Read in BAM files @bams
In the next step the initialized data object is populated with essential data extracted from each read BAM file.
$bamsummary->populate_data();
For each BAM file in @bams the method new
from BIO::ViennaNGS::BamStat is called like this,
$bo = Bio::ViennaNGS::BamStat->new(bam => $bamfile);
Quantify data from $bamsummary
A basic measure in the quantification of BAM files is the number of uniquely or multi mapped reads and how many alignments exist in total. Depending on whether single-end or paired-end reads are analyzed, the number of mapped pairs is essential for the latter. To this end we compile quantitative information for all reads stored in $bamsummary by
$bamsummary->populate_countStat();
Produce output for read quantification.
Next, statistical output will be written to a CSV file in $odir, which can easily be screened with any text editor or spreadsheet program.
$bamsummary->dump_countStat("csv");
Plot read quantification.
To get a visual overview of the consistency of examined samples, bar plots can be produced via,
$bamsummary->make_BarPlot();
which creates a barplot in pdf format of read quantification in $odir.

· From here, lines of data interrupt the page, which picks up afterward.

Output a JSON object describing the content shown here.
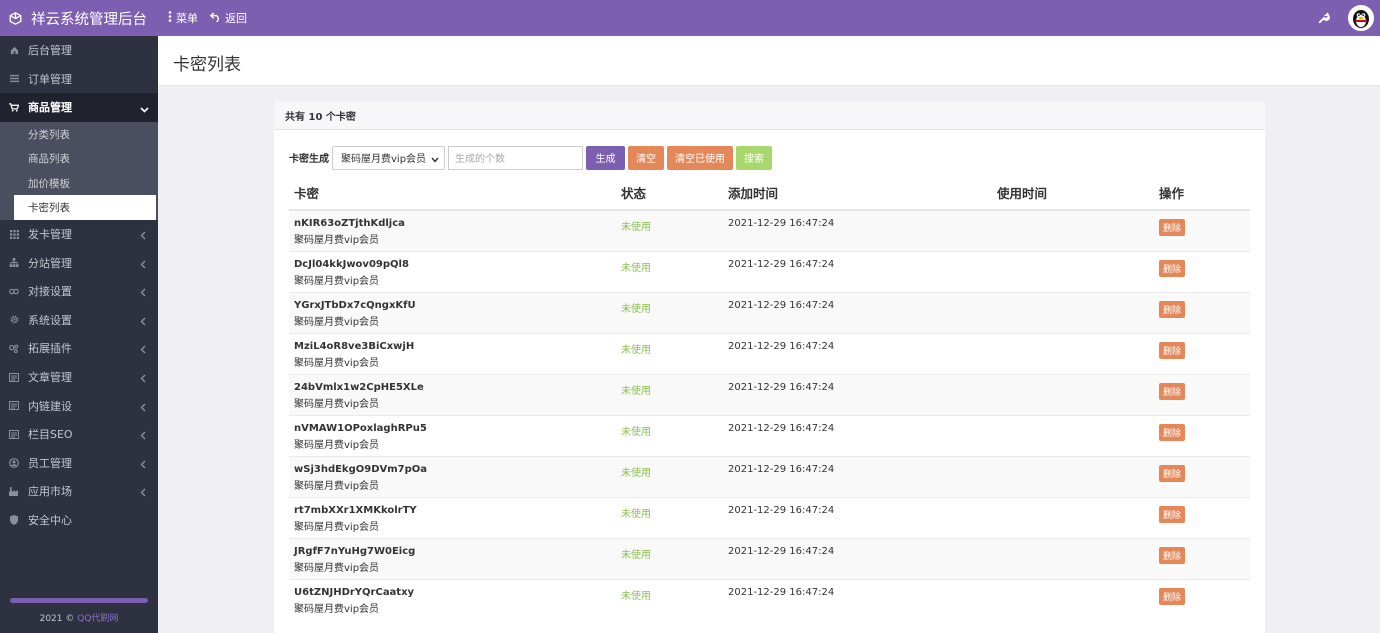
{
  "app": {
    "title": "祥云系统管理后台",
    "menu_label": "菜单",
    "back_label": "返回"
  },
  "sidebar": {
    "items": [
      {
        "label": "后台管理",
        "icon": "home-icon",
        "arrow": false
      },
      {
        "label": "订单管理",
        "icon": "list-icon",
        "arrow": false
      },
      {
        "label": "商品管理",
        "icon": "cart-icon",
        "arrow": "down"
      },
      {
        "label": "发卡管理",
        "icon": "grid-icon",
        "arrow": "left"
      },
      {
        "label": "分站管理",
        "icon": "sitemap-icon",
        "arrow": "left"
      },
      {
        "label": "对接设置",
        "icon": "link-icon",
        "arrow": "left"
      },
      {
        "label": "系统设置",
        "icon": "gear-icon",
        "arrow": "left"
      },
      {
        "label": "拓展插件",
        "icon": "plugin-icon",
        "arrow": "left"
      },
      {
        "label": "文章管理",
        "icon": "article-icon",
        "arrow": "left"
      },
      {
        "label": "内链建设",
        "icon": "chain-icon",
        "arrow": "left"
      },
      {
        "label": "栏目SEO",
        "icon": "seo-icon",
        "arrow": "left"
      },
      {
        "label": "员工管理",
        "icon": "user-icon",
        "arrow": "left"
      },
      {
        "label": "应用市场",
        "icon": "store-icon",
        "arrow": "left"
      },
      {
        "label": "安全中心",
        "icon": "shield-icon",
        "arrow": false
      }
    ],
    "sub_items": [
      "分类列表",
      "商品列表",
      "加价模板",
      "卡密列表"
    ],
    "footer_year": "2021 ©",
    "footer_link": "QQ代刷网"
  },
  "page": {
    "title": "卡密列表",
    "count_text": "共有 10 个卡密"
  },
  "toolbar": {
    "label": "卡密生成",
    "select_value": "聚码屋月费vip会员",
    "input_placeholder": "生成的个数",
    "generate_label": "生成",
    "clear_label": "清空",
    "clear_used_label": "清空已使用",
    "search_label": "搜索"
  },
  "table": {
    "headers": [
      "卡密",
      "状态",
      "添加时间",
      "使用时间",
      "操作"
    ],
    "delete_label": "删除",
    "rows": [
      {
        "code": "nKIR63oZTjthKdljca",
        "goods": "聚码屋月费vip会员",
        "status": "未使用",
        "added": "2021-12-29 16:47:24",
        "used": ""
      },
      {
        "code": "DcJl04kkJwov09pQl8",
        "goods": "聚码屋月费vip会员",
        "status": "未使用",
        "added": "2021-12-29 16:47:24",
        "used": ""
      },
      {
        "code": "YGrxJTbDx7cQngxKfU",
        "goods": "聚码屋月费vip会员",
        "status": "未使用",
        "added": "2021-12-29 16:47:24",
        "used": ""
      },
      {
        "code": "MziL4oR8ve3BiCxwjH",
        "goods": "聚码屋月费vip会员",
        "status": "未使用",
        "added": "2021-12-29 16:47:24",
        "used": ""
      },
      {
        "code": "24bVmlx1w2CpHE5XLe",
        "goods": "聚码屋月费vip会员",
        "status": "未使用",
        "added": "2021-12-29 16:47:24",
        "used": ""
      },
      {
        "code": "nVMAW1OPoxlaghRPu5",
        "goods": "聚码屋月费vip会员",
        "status": "未使用",
        "added": "2021-12-29 16:47:24",
        "used": ""
      },
      {
        "code": "wSj3hdEkgO9DVm7pOa",
        "goods": "聚码屋月费vip会员",
        "status": "未使用",
        "added": "2021-12-29 16:47:24",
        "used": ""
      },
      {
        "code": "rt7mbXXr1XMKkolrTY",
        "goods": "聚码屋月费vip会员",
        "status": "未使用",
        "added": "2021-12-29 16:47:24",
        "used": ""
      },
      {
        "code": "JRgfF7nYuHg7W0Eicg",
        "goods": "聚码屋月费vip会员",
        "status": "未使用",
        "added": "2021-12-29 16:47:24",
        "used": ""
      },
      {
        "code": "U6tZNJHDrYQrCaatxy",
        "goods": "聚码屋月费vip会员",
        "status": "未使用",
        "added": "2021-12-29 16:47:24",
        "used": ""
      }
    ]
  },
  "colors": {
    "accent": "#7d5fb2",
    "sidebar_bg": "#2e3140",
    "status_unused": "#8cc152",
    "button_orange": "#e4885a",
    "button_green": "#a8d86b"
  }
}
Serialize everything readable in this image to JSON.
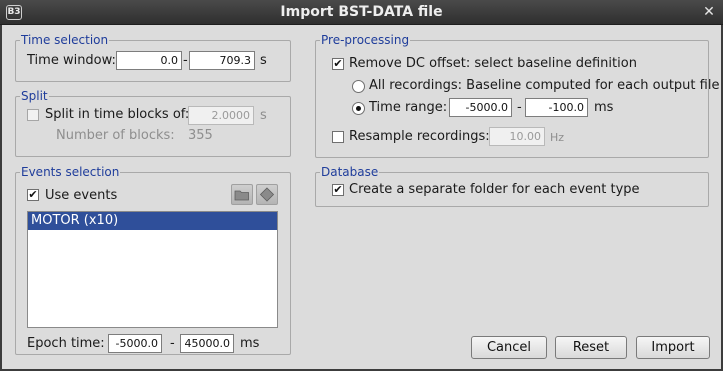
{
  "window": {
    "title": "Import BST-DATA file",
    "app_icon_text": "B3",
    "close_glyph": "✕"
  },
  "time_selection": {
    "title": "Time selection",
    "time_window_label": "Time window:",
    "start": "0.0",
    "separator": "-",
    "end": "709.3",
    "unit": "s"
  },
  "split": {
    "title": "Split",
    "split_label": "Split in time blocks of:",
    "split_checked": false,
    "block_size": "2.0000",
    "block_unit": "s",
    "num_blocks_label": "Number of blocks:",
    "num_blocks_value": "355"
  },
  "events_selection": {
    "title": "Events selection",
    "use_events_label": "Use events",
    "use_events_checked": true,
    "events": [
      {
        "label": "MOTOR (x10)",
        "selected": true
      }
    ],
    "epoch_label": "Epoch time:",
    "epoch_start": "-5000.0",
    "separator": "-",
    "epoch_end": "45000.0",
    "epoch_unit": "ms"
  },
  "preprocessing": {
    "title": "Pre-processing",
    "remove_dc_label": "Remove DC offset: select baseline definition",
    "remove_dc_checked": true,
    "all_recordings_label": "All recordings: Baseline computed for each output file",
    "time_range_label": "Time range:",
    "time_range_selected": true,
    "range_start": "-5000.0",
    "separator": "-",
    "range_end": "-100.0",
    "range_unit": "ms",
    "resample_label": "Resample recordings:",
    "resample_checked": false,
    "resample_value": "10.00",
    "resample_unit": "Hz"
  },
  "database": {
    "title": "Database",
    "separate_folder_label": "Create a separate folder for each event type",
    "separate_folder_checked": true
  },
  "buttons": {
    "cancel": "Cancel",
    "reset": "Reset",
    "import": "Import"
  },
  "glyphs": {
    "check": "✔"
  },
  "icons": [
    "folder-icon",
    "diamond-icon"
  ]
}
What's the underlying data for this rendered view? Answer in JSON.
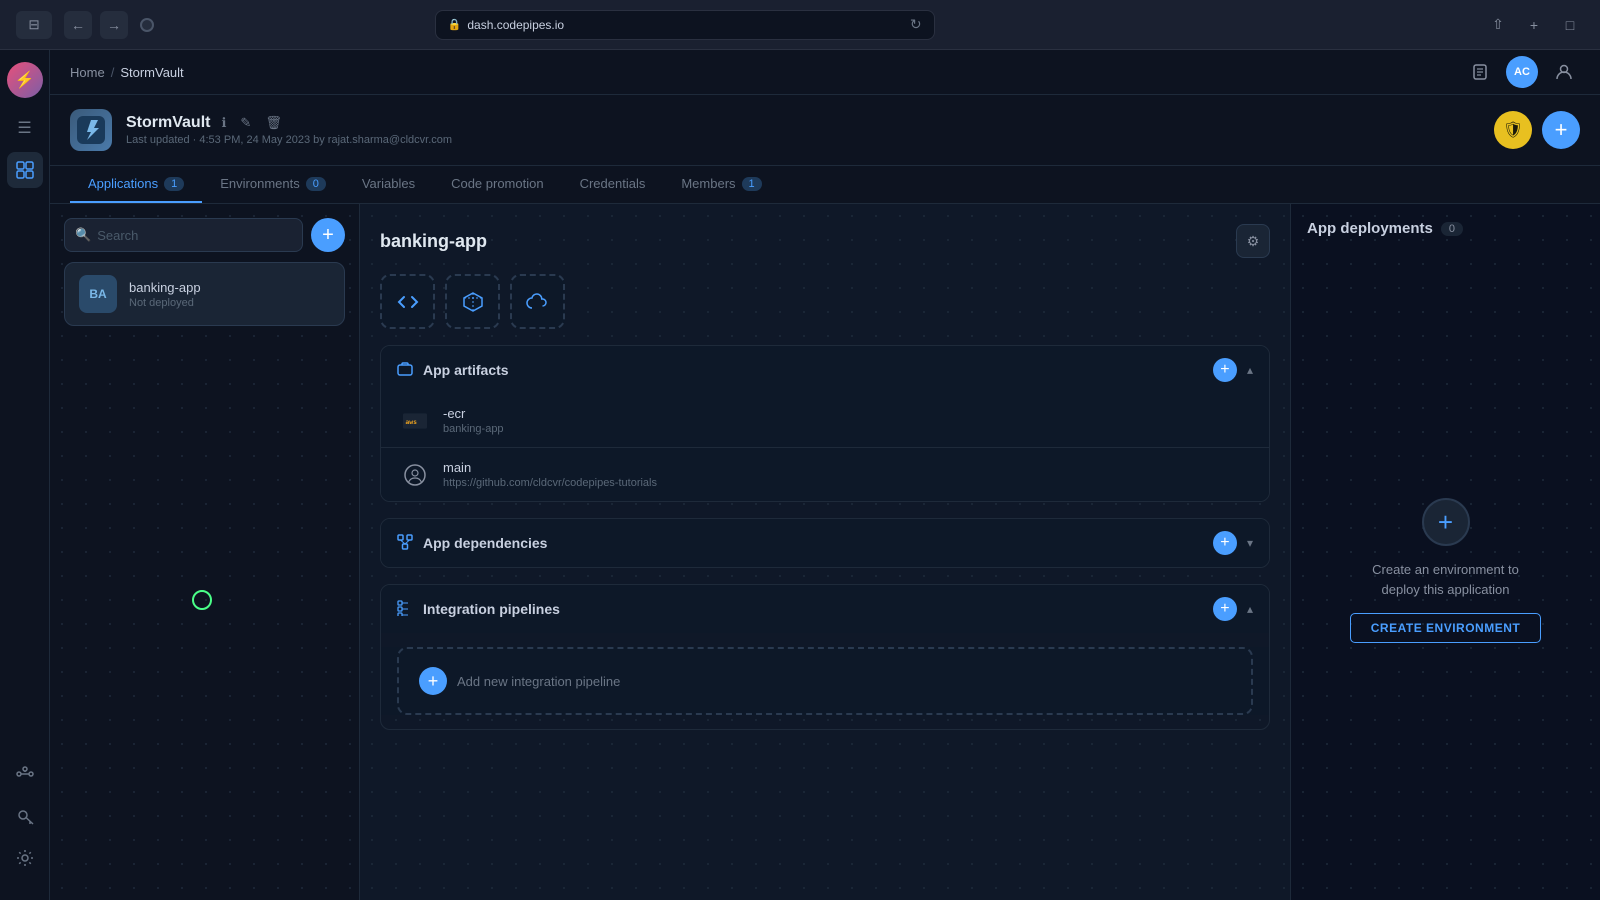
{
  "browser": {
    "url": "dash.codepipes.io",
    "tabs": [
      "StormVault"
    ]
  },
  "topbar": {
    "breadcrumb_home": "Home",
    "breadcrumb_sep": "/",
    "breadcrumb_current": "StormVault",
    "avatar_initials": "AC"
  },
  "project": {
    "name": "StormVault",
    "last_updated": "Last updated · 4:53 PM, 24 May 2023 by rajat.sharma@cldcvr.com",
    "logo_icon": "⛈"
  },
  "tabs": [
    {
      "id": "applications",
      "label": "Applications",
      "badge": "1",
      "active": true
    },
    {
      "id": "environments",
      "label": "Environments",
      "badge": "0",
      "active": false
    },
    {
      "id": "variables",
      "label": "Variables",
      "badge": "",
      "active": false
    },
    {
      "id": "code_promotion",
      "label": "Code promotion",
      "badge": "",
      "active": false
    },
    {
      "id": "credentials",
      "label": "Credentials",
      "badge": "",
      "active": false
    },
    {
      "id": "members",
      "label": "Members",
      "badge": "1",
      "active": false
    }
  ],
  "app_list": {
    "search_placeholder": "Search",
    "apps": [
      {
        "id": "banking-app",
        "initials": "BA",
        "name": "banking-app",
        "status": "Not deployed"
      }
    ]
  },
  "app_detail": {
    "title": "banking-app",
    "sections": {
      "artifacts": {
        "title": "App artifacts",
        "items": [
          {
            "type": "ecr",
            "name": "-ecr",
            "sub": "banking-app"
          },
          {
            "type": "github",
            "name": "main",
            "sub": "https://github.com/cldcvr/codepipes-tutorials"
          }
        ]
      },
      "dependencies": {
        "title": "App dependencies"
      },
      "pipelines": {
        "title": "Integration pipelines",
        "add_label": "Add new integration pipeline"
      }
    }
  },
  "deployments": {
    "title": "App deployments",
    "count": "0",
    "empty_text": "Create an environment to deploy this application",
    "cta_label": "CREATE ENVIRONMENT"
  },
  "icons": {
    "search": "🔍",
    "settings": "⚙",
    "shield": "🛡",
    "plus": "+",
    "chevron_down": "▾",
    "chevron_up": "▴",
    "info": "ℹ",
    "edit": "✎",
    "delete": "🗑",
    "hamburger": "☰",
    "back": "←",
    "forward": "→",
    "refresh": "↻",
    "share": "↑",
    "newtab": "+",
    "sidebar": "⊞",
    "diamond": "◆",
    "code_icon": "</>",
    "box_icon": "⬡",
    "cloud_icon": "☁",
    "aws_icon": "aws",
    "github_icon": "⊙",
    "gear_icon": "⚙",
    "key_icon": "🔑",
    "user_icon": "👤",
    "pipeline_icon": "⊞"
  }
}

Plot edit distance distribution.
To get a quick overview of the quality of different mapped RNA-seq samples, we plot the distribution of edit distances for all reads aligned to the reference genome for all samples in @bams.
$bamsummary->make_BoxPlot("data_edit") if( $bamsummary->has_control_edit );
Summary
We applied Bio::ViennaNGS::BamStat and Bio:ViennaNGS::BamStatSummary to extract, store, summarize, and visualize quantitative and qualitative data stored in a BAM file. Only exemplary features of the library were illustrated. The script bam_quality_stat.pl.